8. Bencana Hazmat (Hazardous Material Disaster)
• Gempa dapat merusak fasilitas industri kimia, kilang minyak, dan PLTU.
• Tumpahan bahan beracun dapat mencemari lingkungan.
MITIGASI DAN KESIAPSIAGAAN MENGHADAPI MEGATHRUST
Indonesia harus siap mengahadapi ancaman Megathrust dengan tujuan:
Mengurangi jumlah korban jiwa..
Mengurangi jumlah orang yang terdampak bencana.
Mengurangi kerusakan pada infrastruktur dan inventaris penting.
Meningkatkan kesiapsiagaan untuk menghadapi bencana.
Meningkatkan pengintegrasian pengurangan risiko bencana dalam kebijakan pembangunan.
Meningkatkan kapasitas negara dan masyarakat dalam mengelola risiko bencana.
Untuk itu dapat dapat dilakukan berbagai upaya dengan langkah-langkah sebagai berikut:
1. Pencegahan dan Pengurangan Risiko
Pemetaan dan Identifikasi Risiko: Melakukan pemetaan seismik yang lebih baik untuk memahami potensi gempa besar. Data geologi dan seismik perlu dikumpulkan untuk menentukan daerah rawan gempa dan tsunami.
Perencanaan Tata Ruang yang Resilien: Merancang tata ruang yang mempertimbangkan zona rawan bencana. Pemukiman di daerah pesisir harus diawasi dengan ketat, dan pembangunan infrastruktur harus memperhitungkan ketahanan terhadap gempa dan tsunami.

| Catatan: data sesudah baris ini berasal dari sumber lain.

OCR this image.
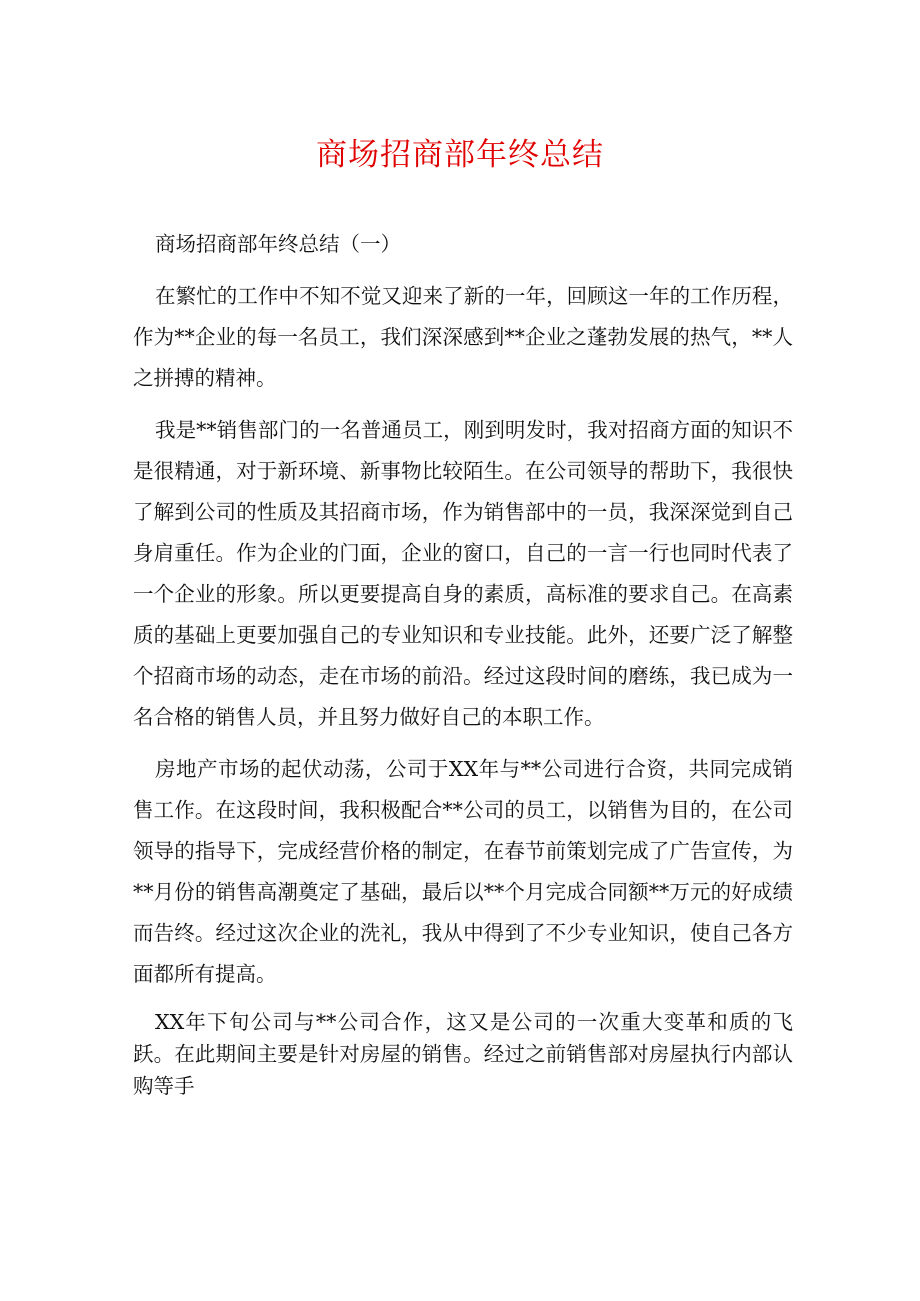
商场招商部年终总结

商场招商部年终总结（一）

在繁忙的工作中不知不觉又迎来了新的一年，回顾这一年的工作历程，作为**企业的每一名员工，我们深深感到**企业之蓬勃发展的热气，**人之拼搏的精神。

我是**销售部门的一名普通员工，刚到明发时，我对招商方面的知识不是很精通，对于新环境、新事物比较陌生。在公司领导的帮助下，我很快了解到公司的性质及其招商市场，作为销售部中的一员，我深深觉到自己身肩重任。作为企业的门面，企业的窗口，自己的一言一行也同时代表了一个企业的形象。所以更要提高自身的素质，高标准的要求自己。在高素质的基础上更要加强自己的专业知识和专业技能。此外，还要广泛了解整个招商市场的动态，走在市场的前沿。经过这段时间的磨练，我已成为一名合格的销售人员，并且努力做好自己的本职工作。

房地产市场的起伏动荡，公司于XX年与**公司进行合资，共同完成销售工作。在这段时间，我积极配合**公司的员工，以销售为目的，在公司领导的指导下，完成经营价格的制定，在春节前策划完成了广告宣传，为**月份的销售高潮奠定了基础，最后以**个月完成合同额**万元的好成绩而告终。经过这次企业的洗礼，我从中得到了不少专业知识，使自己各方面都所有提高。

XX年下旬公司与**公司合作，这又是公司的一次重大变革和质的飞跃。在此期间主要是针对房屋的销售。经过之前销售部对房屋执行内部认购等手
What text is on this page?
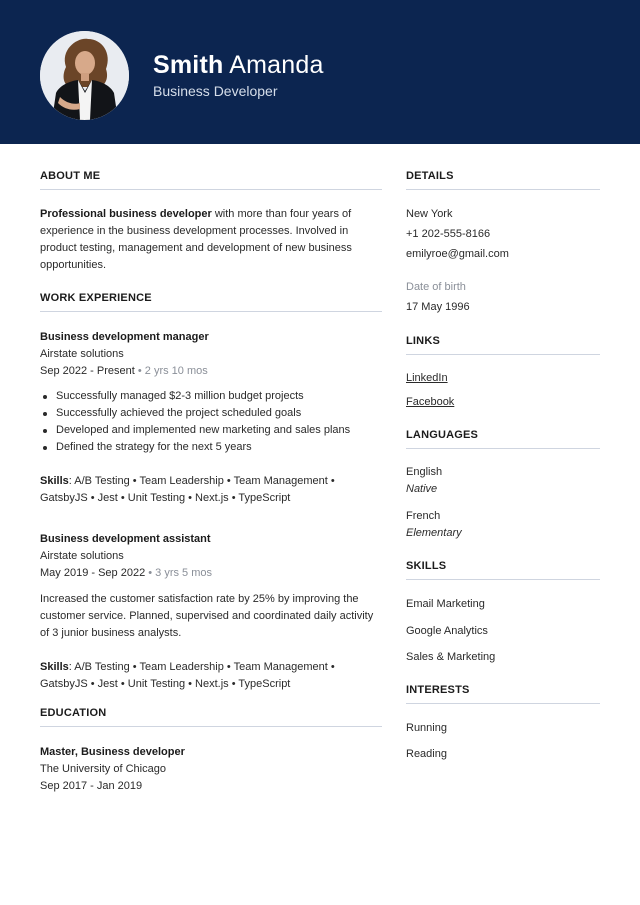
Smith Amanda
Business Developer
ABOUT ME

Professional business developer with more than four years of experience in the business development processes. Involved in product testing, management and development of new business opportunities.

WORK EXPERIENCE
Business development manager
Airstate solutions
Sep 2022 - Present • 2 yrs 10 mos
Successfully managed $2-3 million budget projects
Successfully achieved the project scheduled goals
Developed and implemented new marketing and sales plans
Defined the strategy for the next 5 years

Skills: A/B Testing • Team Leadership • Team Management • GatsbyJS • Jest • Unit Testing • Next.js • TypeScript

Business development assistant
Airstate solutions
May 2019 - Sep 2022 • 3 yrs 5 mos

Increased the customer satisfaction rate by 25% by improving the customer service. Planned, supervised and coordinated daily activity of 3 junior business analysts.

Skills: A/B Testing • Team Leadership • Team Management • GatsbyJS • Jest • Unit Testing • Next.js • TypeScript

EDUCATION
Master, Business developer
The University of Chicago
Sep 2017 - Jan 2019
DETAILS
New York
+1 202-555-8166
emilyroe@gmail.com
Date of birth
17 May 1996
LINKS
LinkedIn
Facebook
LANGUAGES
English
Native
French
Elementary
SKILLS
Email Marketing
Google Analytics
Sales & Marketing
INTERESTS
Running
Reading
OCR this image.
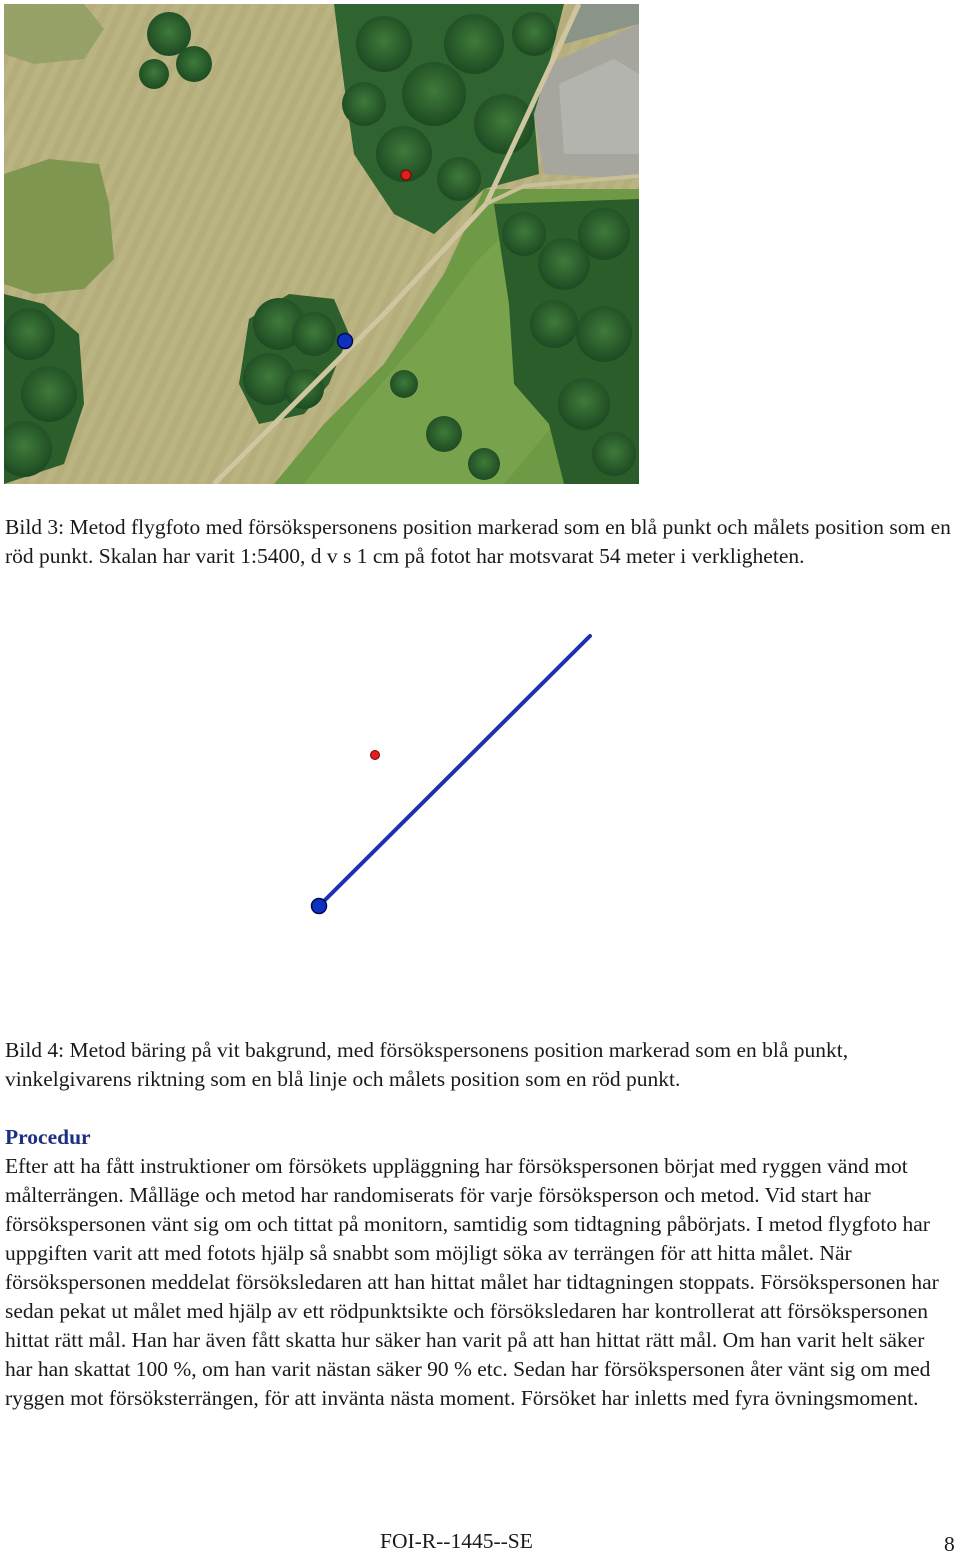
Bild 3: Metod flygfoto med försökspersonens position markerad som en blå punkt och målets position som en röd punkt. Skalan har varit 1:5400, d v s 1 cm på fotot har motsvarat 54 meter i verkligheten.

Bild 4: Metod bäring på vit bakgrund, med försökspersonens position markerad som en blå punkt, vinkelgivarens riktning som en blå linje och målets position som en röd punkt.

Procedur

Efter att ha fått instruktioner om försökets uppläggning har försökspersonen börjat med ryggen vänd mot målterrängen. Målläge och metod har randomiserats för varje försöksperson och metod. Vid start har försökspersonen vänt sig om och tittat på monitorn, samtidig som tidtagning påbörjats. I metod flygfoto har uppgiften varit att med fotots hjälp så snabbt som möjligt söka av terrängen för att hitta målet. När försökspersonen meddelat försöksledaren att han hittat målet har tidtagningen stoppats. Försökspersonen har sedan pekat ut målet med hjälp av ett rödpunktsikte och försöksledaren har kontrollerat att försökspersonen hittat rätt mål. Han har även fått skatta hur säker han varit på att han hittat rätt mål. Om han varit helt säker har han skattat 100 %, om han varit nästan säker 90 % etc. Sedan har försökspersonen åter vänt sig om med ryggen mot försöksterrängen, för att invänta nästa moment. Försöket har inletts med fyra övningsmoment.

FOI-R--1445--SE	8
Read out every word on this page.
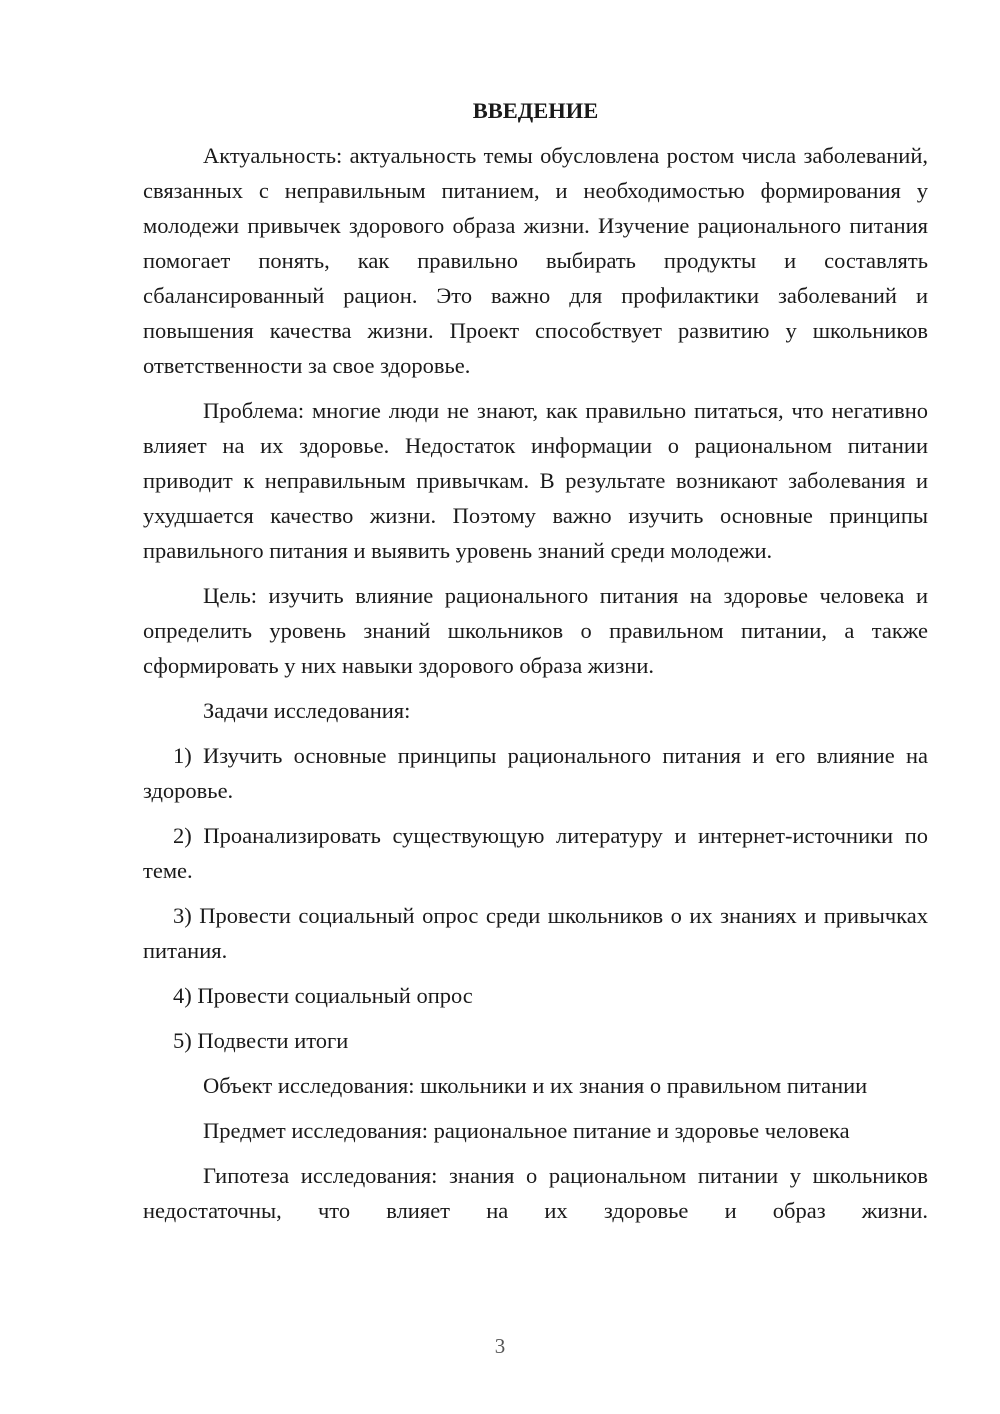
ВВЕДЕНИЕ

Актуальность: актуальность темы обусловлена ростом числа заболеваний, связанных с неправильным питанием, и необходимостью формирования у молодежи привычек здорового образа жизни. Изучение рационального питания помогает понять, как правильно выбирать продукты и составлять сбалансированный рацион. Это важно для профилактики заболеваний и повышения качества жизни. Проект способствует развитию у школьников ответственности за свое здоровье.

Проблема: многие люди не знают, как правильно питаться, что негативно влияет на их здоровье. Недостаток информации о рациональном питании приводит к неправильным привычкам. В результате возникают заболевания и ухудшается качество жизни. Поэтому важно изучить основные принципы правильного питания и выявить уровень знаний среди молодежи.

Цель: изучить влияние рационального питания на здоровье человека и определить уровень знаний школьников о правильном питании, а также сформировать у них навыки здорового образа жизни.

Задачи исследования:

1) Изучить основные принципы рационального питания и его влияние на здоровье.

2) Проанализировать существующую литературу и интернет-источники по теме.

3) Провести социальный опрос среди школьников о их знаниях и привычках питания.

4) Провести социальный опрос

5) Подвести итоги

Объект исследования: школьники и их знания о правильном питании

Предмет исследования: рациональное питание и здоровье человека

Гипотеза исследования: знания о рациональном питании у школьников недостаточны, что влияет на их здоровье и образ жизни.

3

Kebijakan Pengurangan Risiko: Membuat kebijakan yang melarang pembangunan di daerah rawan bencana dan memastikan adanya bangunan yang tahan gempa, serta infrastruktur yang mampu mengatasi potensi tsunami.
2. Meningkatkan Ketahanan Masyarakat
Pendidikan dan Kesadaran Publik: Memberikan pendidikan kepada masyarakat, khususnya yang tinggal di daerah pesisir, mengenai cara-cara mitigasi dan kesiapsiagaan terhadap bencana megathrust. Program-program seperti simulasi evakuasi gempa dan tsunami sangat penting.
Penyuluhan tentang Evakuasi dan Penyusunan Rencana Darurat: Mengedukasi masyarakat tentang jalur evakuasi dan tempat perlindungan yang aman. Membangun pusat evakuasi/TES (Tempat Evakuasi Sementara) yang dapat menampung warga dengan fasilitas yang memadai.
Pengembangan Kapasitas Sumber Daya Manusia: Melatih petugas penanganan darurat dan relawan dalam memberikan respons yang cepat dan efektif, serta melakukan evakuasi dengan aman.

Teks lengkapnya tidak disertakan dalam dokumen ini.